Inam observes that the PPP bypasses the arduous task of securing the popular vote by working through people at the Union Council (UC) level, a strategy differing from the late Bhutto’s approach. “UC representatives act as watchmen for ministers, advisers, and parliamentarians, ensuring the strength of the vote,” he explains.
With the district administration under control and ample funds available, he questions the necessity of worry for the PPP. However, he criticises the state of the public health sector, alleging corruption. Despite these issues, he believes the PPP will comfortably win in most constituencies.
Internal contradictions
GDA’s collaboration with parties of varying ideologies, meanwhile, doesn’t go down well with rights activists like Amar Sindhu, a teacher at Sindh University and an organiser of the annual Ayaz Melo, who remains concerned over the inclusion of right-wingers like the JUI-F – led by Rashid Soomro in Sindh – in a bid to unify the anti-PPP vote, possibly with the establishment’s support.
She notes with surprise that Rashid’s father, the late Khalid Soomro, was known for both his religious and nationalist views when it came to Sindh’s issues, but his son is now taking a different position.
“This strategy is alarming and contradicts Sindh’s political culture,” she says. She agrees that while PPP may not excel in governance — a subjective point in her view — but issues such as the NFC Award and 18th Amendment are sufficient enough to sway voters who feel ‘protected’ under the PPP.
Zulfikar Halepoto, who has worked with both the PPP and PTI, feels that “given the lack of a better alternative to represent them at both federal and provincial levels, Sindhis view PPP as lesser evil when compare with other political options”. And that’s why, he agrees with Inam on the PPP’s prospects in polls.
“Asif Zardari takes a no-risk approach and makes adjustments to include everyone. In Sindh, there simply isn’t a viable alternative,” he explains. This, he believes, is why opposition figures like the Mahars have once again returned to the PPP fold.
He regards alliances like the GDA as ineffective or only part-time players. “Sindh needs committed, full-time politicians. Nationalists, while protecting their interests, often exhibit contradictions.
For example, why would a nationalist leader who criticises dynastic politics field his sons for national and provincial assembly seats? Doesn’t he have a competent worker to represent the party?“
Drawing a parallel with the nine-party PNA of the late 1970s, author and left-leaning rights activist Harris Khalique notes: “The GDA is an interesting mix of feudal electables and ideologically diverse nationalist leaders”.
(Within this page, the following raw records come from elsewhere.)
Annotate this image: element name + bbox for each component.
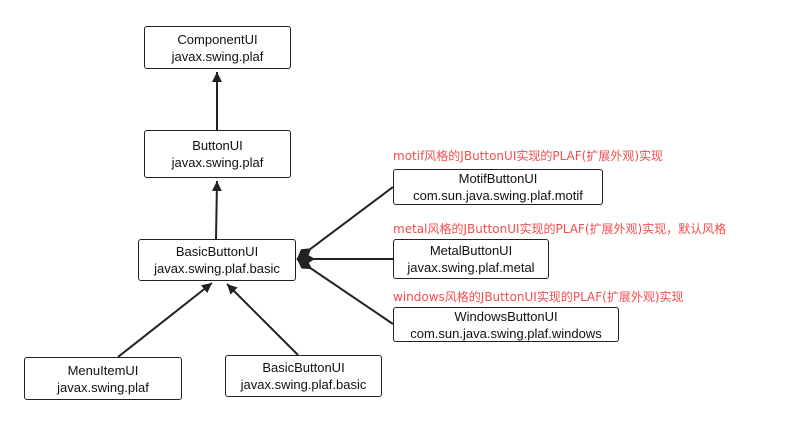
class-name: ComponentUI <box>177 31 258 47</box>
class-name: MotifButtonUI <box>458 171 538 186</box>
class-name: WindowsButtonUI <box>454 308 558 324</box>
node-motifbuttonui[interactable]: MotifButtonUI com.sun.java.swing.plaf.mo… <box>393 169 603 205</box>
node-buttonui[interactable]: ButtonUI javax.swing.plaf <box>144 130 291 178</box>
edge-menuitemui-basicbuttonui <box>117 282 213 358</box>
node-basicbuttonui-2[interactable]: BasicButtonUI javax.swing.plaf.basic <box>225 355 382 397</box>
note-windows: windows风格的JButtonUI实现的PLAF(扩展外观)实现 <box>393 290 684 304</box>
edge-motif-basicbuttonui <box>296 186 394 260</box>
edge-windows-basicbuttonui <box>296 258 394 325</box>
class-name: MenuItemUI <box>67 362 139 378</box>
node-componentui[interactable]: ComponentUI javax.swing.plaf <box>144 26 291 69</box>
edge-basicbuttonui2-basicbuttonui <box>226 283 299 356</box>
package-name: javax.swing.plaf.basic <box>240 377 367 392</box>
edge-basicbuttonui-buttonui <box>211 180 222 240</box>
node-windowsbuttonui[interactable]: WindowsButtonUI com.sun.java.swing.plaf.… <box>393 307 619 342</box>
node-metalbuttonui[interactable]: MetalButtonUI javax.swing.plaf.metal <box>393 239 549 279</box>
package-name: javax.swing.plaf <box>171 155 264 170</box>
package-name: com.sun.java.swing.plaf.windows <box>410 325 602 341</box>
package-name: javax.swing.plaf.metal <box>407 260 535 275</box>
class-name: MetalButtonUI <box>429 243 513 258</box>
class-name: BasicButtonUI <box>175 244 259 259</box>
class-name: BasicButtonUI <box>262 360 345 375</box>
class-name: ButtonUI <box>192 138 243 153</box>
package-name: com.sun.java.swing.plaf.motif <box>413 188 583 203</box>
package-name: javax.swing.plaf.basic <box>154 261 280 276</box>
node-menuitemui[interactable]: MenuItemUI javax.swing.plaf <box>24 357 182 400</box>
note-metal: metal风格的JButtonUI实现的PLAF(扩展外观)实现，默认风格 <box>393 222 727 236</box>
note-motif: motif风格的JButtonUI实现的PLAF(扩展外观)实现 <box>393 149 664 163</box>
package-name: javax.swing.plaf <box>171 48 264 64</box>
package-name: javax.swing.plaf <box>57 379 149 395</box>
node-basicbuttonui[interactable]: BasicButtonUI javax.swing.plaf.basic <box>138 239 296 281</box>
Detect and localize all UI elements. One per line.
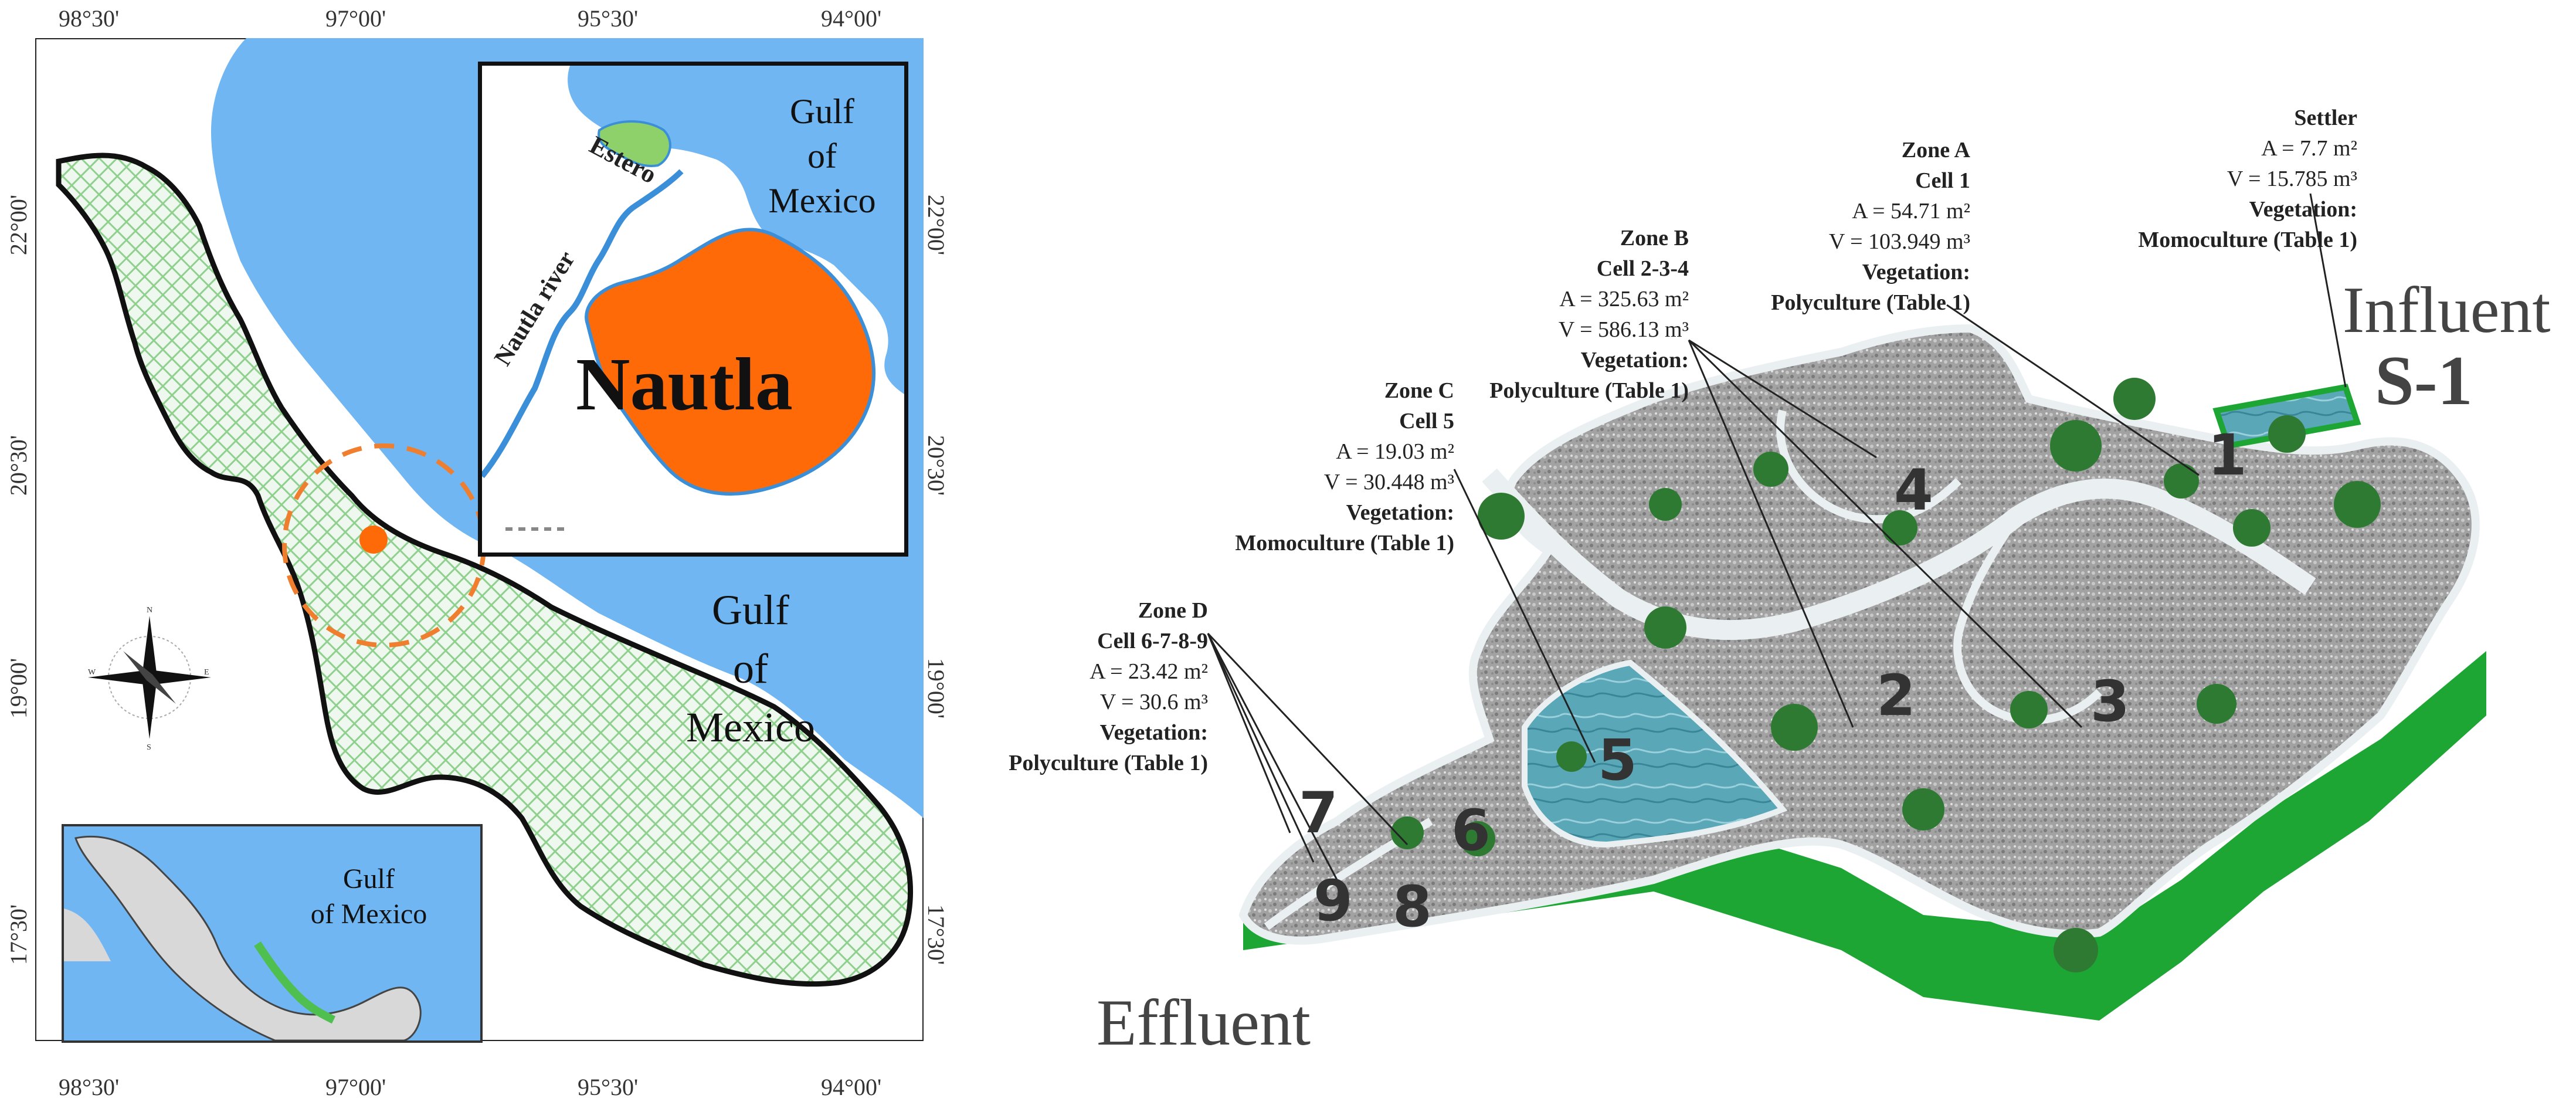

Barring any ‘intervention’, Khalique believes the PPP will form the next government in Sindh, and suggests that the time has come for the party to move beyond patronage politics and start delivering on its promises across the region, from Karachi to Kashmore.
Campaign trail
While the party has lofty ideals, they are still trailing the PPP in one important respect — electioneering.
At the time of going to print, the GDA had just issued a list of ticket holders after finalising seat adjustments with allies, in the hopes of a better electoral showing this time around.
The PPP, however, already has a head start, having dealt with the award of tickets long ago. Bilawal Bhutto-Zardari is now addressing multiple events nearly every day and his sister Aseefa is also in the field, while local party leaders have turned up the heat in their respective areas.
Mr Bhutto-Zardari has even unveiled the Awami Muashi Muahida, the closest thing to a manifesto the party has produced so far.
With time running out for launching a full-fledged campaign, will a rare second electoral outing be the charm for GDA to keep itself relevant in the political milieu? That question will only be answered come February 8.